The changes, driven by the ABC board, will also affect ABC radio announcers such as Virginia Trioli, Richard Glover, Fran Kelly and Phillip Adams, who will be under greater scrutiny, as well as programs like The Science Show, The Health Report and television documentaries…
At one point, board members were demanding that satirical shows like The Chaser should be subjected to the “impartiality” test. One insider said “there was a moment where it looked like satire was gone” because the guidelines were so strict it could not be produced. Another told the Herald it was “a hell of a battle to stop it being too awful”.
In the final draft, both performance programs such as The Chaser and opinion programs were exempted, although the ABC is committed to broadcasting a range of opinions.
Long-time program makers are worried the guidelines will make ABC documentaries bland. Some members of the board were anxious to extend the guidelines to documentaries after the ABC broadcast Outfoxed, a program critical of Rupert Murdoch’s Fox News. One ABC manager told the Herald that under the new guidelines “the pre-emptive buckle will achieve a new ascendancy”.

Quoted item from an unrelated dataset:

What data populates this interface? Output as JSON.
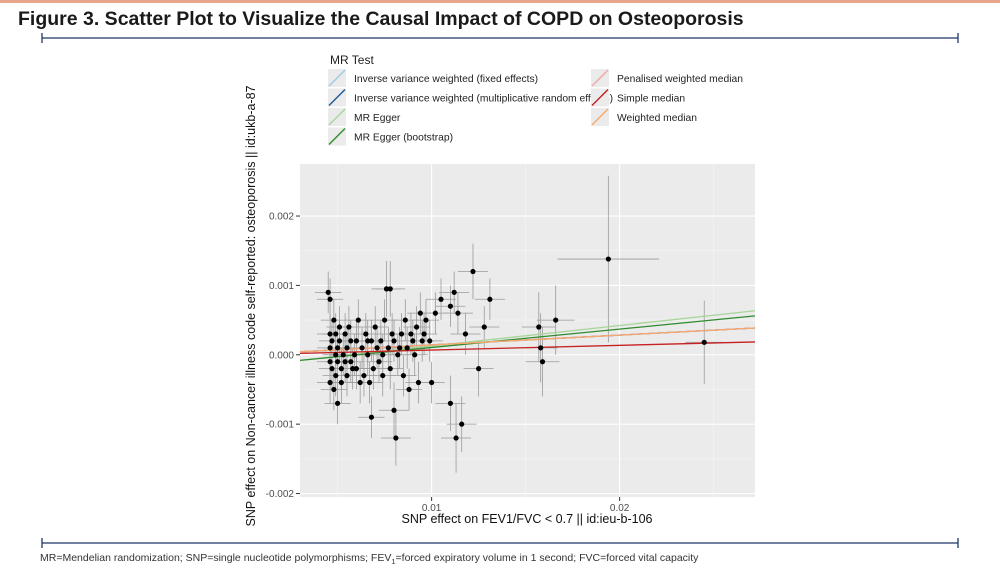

And this cave-in to the exceedingly biased new board members is presented as a “compromise”? I wonder if new standards of impartiality will turn out to be shocking new standards of partiality? Will we be treated to even more of the whackos and juvenile rightists who so often infest Michael Duffy’s Counterpoint?
Want to see the future? Then visit Murdoch’s Australian today for yet another well-timed opinion piece: Rudi Michelson: Privatise the ABC. “With its poor performance, entrenched ideological bias and ‘Vietcong-style’ industrial strife, surely it’s time we sold the public broadcaster.”
The ABC is becoming less relevant and less credible. It started out with roughly 50 per cent market share of Australian media in 1932; today its total media market share must be 5 per cent or less. The Government has a clear role to regulate media, but there is no compelling reason why it should own and operate an entertainment business.